Shared Memory Vs Device Memory Device memory gives better result :fear:

Hi all,

I’m a newbie in CUDA programming.I have just started with Mean filtering of a 512 * 512 image.I understand that usage of shared memory results in low latency(high bandwidth) and global device memory results in high latency. I have got a problem in the usage of device memory n shared memory.I have two versions of mean filtering kernel- one using device memory n the other one using shared memory.The one using device memory seems to be taking less time than the one using shared memory.This luks really weird.May be the code using shared memory is not optimized.But I’m not able to find ways to optimize it. :(

I’m attaching the code- device memory access code n shared memory access code using different kernal (median_kernel_old, median_kernel ).Can any of u guys luk into these codes n suggest me the flaws in my programming as I’ve just been introduced CUDA programming ? It’d be of great help. :D

mean.txt (9.6 KB)

For one, the switch(tx) causes the threads to diverge; all the threads run all the cases using predication.

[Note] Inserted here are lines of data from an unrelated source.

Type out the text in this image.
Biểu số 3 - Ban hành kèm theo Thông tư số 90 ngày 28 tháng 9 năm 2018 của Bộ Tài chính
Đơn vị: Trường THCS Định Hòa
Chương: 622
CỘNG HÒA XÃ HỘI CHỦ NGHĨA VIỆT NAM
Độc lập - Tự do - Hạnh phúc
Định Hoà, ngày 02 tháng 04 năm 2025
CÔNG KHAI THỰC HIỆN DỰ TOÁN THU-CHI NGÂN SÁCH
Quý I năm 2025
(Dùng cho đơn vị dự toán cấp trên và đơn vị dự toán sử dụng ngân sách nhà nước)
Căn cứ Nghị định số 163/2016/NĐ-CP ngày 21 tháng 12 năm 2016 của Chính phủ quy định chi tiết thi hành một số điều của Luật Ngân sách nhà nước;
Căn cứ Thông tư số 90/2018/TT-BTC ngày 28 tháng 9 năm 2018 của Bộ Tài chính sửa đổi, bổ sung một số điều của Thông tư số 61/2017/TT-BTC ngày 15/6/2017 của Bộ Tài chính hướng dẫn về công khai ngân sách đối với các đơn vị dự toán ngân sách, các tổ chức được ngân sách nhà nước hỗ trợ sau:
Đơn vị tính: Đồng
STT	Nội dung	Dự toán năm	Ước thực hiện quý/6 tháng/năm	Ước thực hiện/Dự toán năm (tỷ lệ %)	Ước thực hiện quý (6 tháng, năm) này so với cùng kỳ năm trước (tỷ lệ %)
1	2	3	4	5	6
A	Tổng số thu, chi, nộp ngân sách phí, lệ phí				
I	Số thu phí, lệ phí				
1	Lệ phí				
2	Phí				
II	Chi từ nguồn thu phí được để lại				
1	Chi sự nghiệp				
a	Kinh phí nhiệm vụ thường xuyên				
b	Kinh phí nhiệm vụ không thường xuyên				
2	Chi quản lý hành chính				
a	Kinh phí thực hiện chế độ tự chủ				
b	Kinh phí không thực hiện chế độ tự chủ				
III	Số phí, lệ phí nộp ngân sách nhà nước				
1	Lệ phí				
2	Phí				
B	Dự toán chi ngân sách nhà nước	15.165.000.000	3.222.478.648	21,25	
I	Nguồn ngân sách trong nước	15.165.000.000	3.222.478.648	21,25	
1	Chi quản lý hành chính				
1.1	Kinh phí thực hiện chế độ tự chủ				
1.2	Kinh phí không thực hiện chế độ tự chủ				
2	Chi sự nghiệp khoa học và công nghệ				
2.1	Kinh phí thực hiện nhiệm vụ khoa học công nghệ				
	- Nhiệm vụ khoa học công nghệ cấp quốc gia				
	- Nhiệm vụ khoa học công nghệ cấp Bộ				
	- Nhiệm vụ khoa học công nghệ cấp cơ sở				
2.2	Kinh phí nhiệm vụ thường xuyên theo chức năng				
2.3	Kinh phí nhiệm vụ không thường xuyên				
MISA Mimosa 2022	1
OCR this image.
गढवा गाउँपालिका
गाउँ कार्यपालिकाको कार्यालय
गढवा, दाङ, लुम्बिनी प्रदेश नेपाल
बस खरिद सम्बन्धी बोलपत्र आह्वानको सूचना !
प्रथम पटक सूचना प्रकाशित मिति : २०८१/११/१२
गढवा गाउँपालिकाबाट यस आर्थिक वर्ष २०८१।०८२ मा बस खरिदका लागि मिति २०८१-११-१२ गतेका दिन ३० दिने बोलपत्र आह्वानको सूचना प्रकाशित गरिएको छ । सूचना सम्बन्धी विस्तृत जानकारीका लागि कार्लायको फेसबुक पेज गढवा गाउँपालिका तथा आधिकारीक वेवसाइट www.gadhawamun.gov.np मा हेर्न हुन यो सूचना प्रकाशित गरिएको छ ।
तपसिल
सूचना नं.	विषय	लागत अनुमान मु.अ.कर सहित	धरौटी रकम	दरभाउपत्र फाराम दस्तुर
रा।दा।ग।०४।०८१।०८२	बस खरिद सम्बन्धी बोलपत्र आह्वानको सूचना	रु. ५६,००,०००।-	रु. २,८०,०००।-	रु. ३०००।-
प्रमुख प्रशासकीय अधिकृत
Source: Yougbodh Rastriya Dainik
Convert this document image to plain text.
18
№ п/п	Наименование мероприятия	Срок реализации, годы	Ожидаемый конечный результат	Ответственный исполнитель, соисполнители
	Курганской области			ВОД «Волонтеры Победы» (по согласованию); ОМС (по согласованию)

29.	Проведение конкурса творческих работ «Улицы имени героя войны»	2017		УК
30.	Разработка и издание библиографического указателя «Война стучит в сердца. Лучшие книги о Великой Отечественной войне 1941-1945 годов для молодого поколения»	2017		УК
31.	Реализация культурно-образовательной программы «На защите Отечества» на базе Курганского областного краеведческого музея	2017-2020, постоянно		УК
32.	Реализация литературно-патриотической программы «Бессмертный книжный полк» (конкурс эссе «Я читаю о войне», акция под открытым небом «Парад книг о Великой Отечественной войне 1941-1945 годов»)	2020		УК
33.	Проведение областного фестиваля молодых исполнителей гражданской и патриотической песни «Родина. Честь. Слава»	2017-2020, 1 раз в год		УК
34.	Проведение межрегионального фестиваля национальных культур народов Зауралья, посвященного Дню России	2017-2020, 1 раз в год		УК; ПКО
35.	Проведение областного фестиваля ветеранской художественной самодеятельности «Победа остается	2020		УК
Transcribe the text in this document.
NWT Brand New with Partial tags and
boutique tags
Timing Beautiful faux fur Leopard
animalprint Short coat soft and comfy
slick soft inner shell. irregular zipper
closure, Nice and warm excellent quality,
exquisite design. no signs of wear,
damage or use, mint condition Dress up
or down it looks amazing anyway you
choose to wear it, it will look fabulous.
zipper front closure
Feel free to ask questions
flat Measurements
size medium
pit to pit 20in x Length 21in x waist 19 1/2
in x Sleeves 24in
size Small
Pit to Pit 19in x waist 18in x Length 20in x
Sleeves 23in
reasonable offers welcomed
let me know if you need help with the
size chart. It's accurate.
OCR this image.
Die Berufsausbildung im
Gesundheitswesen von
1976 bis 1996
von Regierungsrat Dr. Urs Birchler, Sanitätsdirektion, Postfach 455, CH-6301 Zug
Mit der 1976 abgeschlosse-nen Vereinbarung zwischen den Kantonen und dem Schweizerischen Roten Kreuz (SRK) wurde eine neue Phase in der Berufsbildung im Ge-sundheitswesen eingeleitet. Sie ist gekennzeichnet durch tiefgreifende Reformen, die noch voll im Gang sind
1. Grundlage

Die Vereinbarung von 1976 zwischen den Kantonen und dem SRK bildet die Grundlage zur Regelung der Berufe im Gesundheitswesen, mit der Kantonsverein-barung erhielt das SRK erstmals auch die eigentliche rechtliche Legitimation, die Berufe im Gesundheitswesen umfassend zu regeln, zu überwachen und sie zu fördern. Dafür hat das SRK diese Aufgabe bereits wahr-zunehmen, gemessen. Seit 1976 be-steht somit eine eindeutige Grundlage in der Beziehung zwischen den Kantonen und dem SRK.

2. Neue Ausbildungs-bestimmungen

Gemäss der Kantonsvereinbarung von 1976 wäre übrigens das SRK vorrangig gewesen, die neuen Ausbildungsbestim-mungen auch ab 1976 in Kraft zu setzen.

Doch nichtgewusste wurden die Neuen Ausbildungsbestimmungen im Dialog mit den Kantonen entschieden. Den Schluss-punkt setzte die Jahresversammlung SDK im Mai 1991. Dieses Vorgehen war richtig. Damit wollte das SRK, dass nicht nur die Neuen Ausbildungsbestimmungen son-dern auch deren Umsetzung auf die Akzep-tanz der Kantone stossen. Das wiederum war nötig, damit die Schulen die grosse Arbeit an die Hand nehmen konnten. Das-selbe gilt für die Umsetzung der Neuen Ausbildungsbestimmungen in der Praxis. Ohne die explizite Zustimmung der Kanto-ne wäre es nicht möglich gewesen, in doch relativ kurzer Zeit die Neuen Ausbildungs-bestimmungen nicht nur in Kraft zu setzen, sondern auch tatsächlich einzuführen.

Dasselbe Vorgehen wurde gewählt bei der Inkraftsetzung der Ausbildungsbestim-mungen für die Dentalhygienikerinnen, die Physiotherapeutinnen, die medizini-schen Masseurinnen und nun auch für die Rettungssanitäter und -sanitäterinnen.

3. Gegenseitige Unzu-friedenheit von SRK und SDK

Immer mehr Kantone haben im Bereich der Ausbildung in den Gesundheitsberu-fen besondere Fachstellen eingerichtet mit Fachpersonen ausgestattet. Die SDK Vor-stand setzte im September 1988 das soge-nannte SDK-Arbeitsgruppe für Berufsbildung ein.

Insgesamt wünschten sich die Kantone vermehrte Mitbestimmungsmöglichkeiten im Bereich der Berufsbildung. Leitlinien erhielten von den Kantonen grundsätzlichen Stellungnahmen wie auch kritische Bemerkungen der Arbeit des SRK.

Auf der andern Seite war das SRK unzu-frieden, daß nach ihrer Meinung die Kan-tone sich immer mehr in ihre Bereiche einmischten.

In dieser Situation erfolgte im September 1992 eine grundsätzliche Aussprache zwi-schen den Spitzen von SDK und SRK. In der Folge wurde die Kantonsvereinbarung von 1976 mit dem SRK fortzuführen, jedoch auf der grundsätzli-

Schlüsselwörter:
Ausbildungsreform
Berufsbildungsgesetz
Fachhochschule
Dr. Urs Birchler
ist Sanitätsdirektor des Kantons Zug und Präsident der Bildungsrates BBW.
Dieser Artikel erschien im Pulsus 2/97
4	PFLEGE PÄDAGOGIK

Thanks for the reply stewie. I found out that even the one without the shared memory runs extremely slower than a Program that runs on CPU. So, I commented the entire kernal part (of median_kernel_old) and executed the program. It still takes 90% of the original time taken with the code. That is, an empty kernel when called with the follow grid and block size takes 1300 ms to run. It doesnt make too much sense to me. Not sure what I’m missing :huh:

Grid dim = 64 X 64

Block dim = 8 X 8




U should definitely take a bigger block size, e.g. 16 x 16 (programming guide 6.2). I dont know if you allocate shared memory, but this might be a bottle neck if you are using small block dimensions.

But it is unusual that an empty kernel take about 1 sec to execute. Are you sure that you do not allocate memory ?